The way Lindy has dodged any alcohol; the way she pulls, then pushes Leon away; the way she lied to her girlfriend and has avoided her calls. Annie knew that Lindy wasn’t a lesbian, could never be faithful to any gender, regardless. Give her a break! And to think that Lindy was pissed at her. Her! She knew that tabloid lesbian stuff was ridiculous. She knew it!
That poor kid of hers, she thinks, though she hates her unkindness. When did she start being unkind? Well, Lindy started it, put me here in the first place. She tries to remember their early days, back in the dorm at the Quad or back in that dump of a New York apartment when she considered Lindy a sister, but it’s all so colored now; it’s all so skewed.
Annie abruptly laughs out loud—a staccato sound that echoes in Lindy’s old room, bouncing around, then evaporating. None of them gave her any credit. Baxter never gave her any credit. Maybe she never gives herself any credit either.
Screw you, Lindy. Screw you too, Baxter.
“Text my husband back and tell him to screw himself!” she shouts down to Colin, and to Leon, who’s sitting beside him, pretending that he doesn’t stick out like a square peg in the round hole of the current mess.
It dawns on her that Leon doesn’t know. Her jaw slackens. It further dawns on her that she might be the only one who does.
She giggles into both hands, like a kid at Christmas who just got exactly what she always wanted.
Yes, she knows Lindy’s secret now. She’s just not drunk enough yet to know what to do with it.
Colin coaxes Annie out of Lindy’s room by promising her phone back.
“Also, Owen is thinking of streaking again. Maybe I’ll join him. Just imagine how many ‘likes’ you’ll get if you post that to Instagram!”
She unlocks the door, and there he is, grinning and beautiful, and she knows that he’s not going to go streaking, much less let her video it, but she can’t help but smile back at him. Partially because she’s definitely tipsy now, the floorboards swaying just a touch, not enough to throw her off balance, but enou
gh for her knees to wobble. And partially because it is Colin, rescuing her, and his smile, with a wayward dimple and two years of braces, is akin to staring at the sun. It’s golden and mesmerizing and warms you to the core.
“OK,” he says. “We’re not going streaking.”

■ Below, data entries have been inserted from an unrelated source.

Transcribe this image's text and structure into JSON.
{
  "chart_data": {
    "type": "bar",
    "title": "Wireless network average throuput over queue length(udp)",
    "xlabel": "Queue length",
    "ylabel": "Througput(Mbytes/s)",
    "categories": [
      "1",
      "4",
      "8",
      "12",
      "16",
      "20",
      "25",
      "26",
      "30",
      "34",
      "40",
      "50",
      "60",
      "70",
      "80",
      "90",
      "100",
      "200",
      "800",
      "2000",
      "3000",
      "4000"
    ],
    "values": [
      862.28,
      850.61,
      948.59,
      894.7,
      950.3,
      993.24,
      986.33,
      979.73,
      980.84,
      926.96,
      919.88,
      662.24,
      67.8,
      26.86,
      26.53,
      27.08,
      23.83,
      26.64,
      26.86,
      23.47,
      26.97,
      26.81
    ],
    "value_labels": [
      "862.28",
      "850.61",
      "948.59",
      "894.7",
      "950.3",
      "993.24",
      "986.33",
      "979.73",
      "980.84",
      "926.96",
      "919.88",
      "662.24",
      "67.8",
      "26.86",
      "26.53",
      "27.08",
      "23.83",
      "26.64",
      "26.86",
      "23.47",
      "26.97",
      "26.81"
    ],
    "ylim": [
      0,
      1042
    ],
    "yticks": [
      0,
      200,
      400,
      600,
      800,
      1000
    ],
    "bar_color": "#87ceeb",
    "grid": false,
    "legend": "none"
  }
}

Instead, he proposes that they break into the stadium, weave their way through the bleachers, and drink more tequila on the fifty-yard line. Get back to visiting all of Bea’s favorite places. In the mayhem of, well, everything, they’d forgotten.
Bea once made them break in during their junior year when the campus had shut down due to an epic snowstorm. Annie was terrified they were going to get caught; she spent the duration of the afternoon casting about for security guards while the rest of them—after Bea cut a lock on the east gate with metal shears that she naturally had stowed in her room—rolled smaller snowballs into larger ones for snowmen, flapped their arms to create beautiful snow angels, and tumbled atop one another in a snowball fight that left them giddy and breathless.
“Yes!” Annie says, the tequila as her armor. “YES! Let’s break into the stadium! There is nothing I want to do more than THAT!”
“I think she needs some food,” Catherine calls from downstairs.
“She is such a downer,” Colin whispers.
“Seriously.” Annie burps into her hand.
The fresh air on Walnut Street feels good against Annie’s skin. She has stripped down to a tank top, her bra straps askew, her hair knotted into a messy bun. She never looked so unkempt for Baxter. Well, unless he caught her just after the gym, but she usually scampered into the shower immediately, so she’d have time to blush her cheeks, perfume her collarbone. Not that he ever appreciated her perfumed collarbone!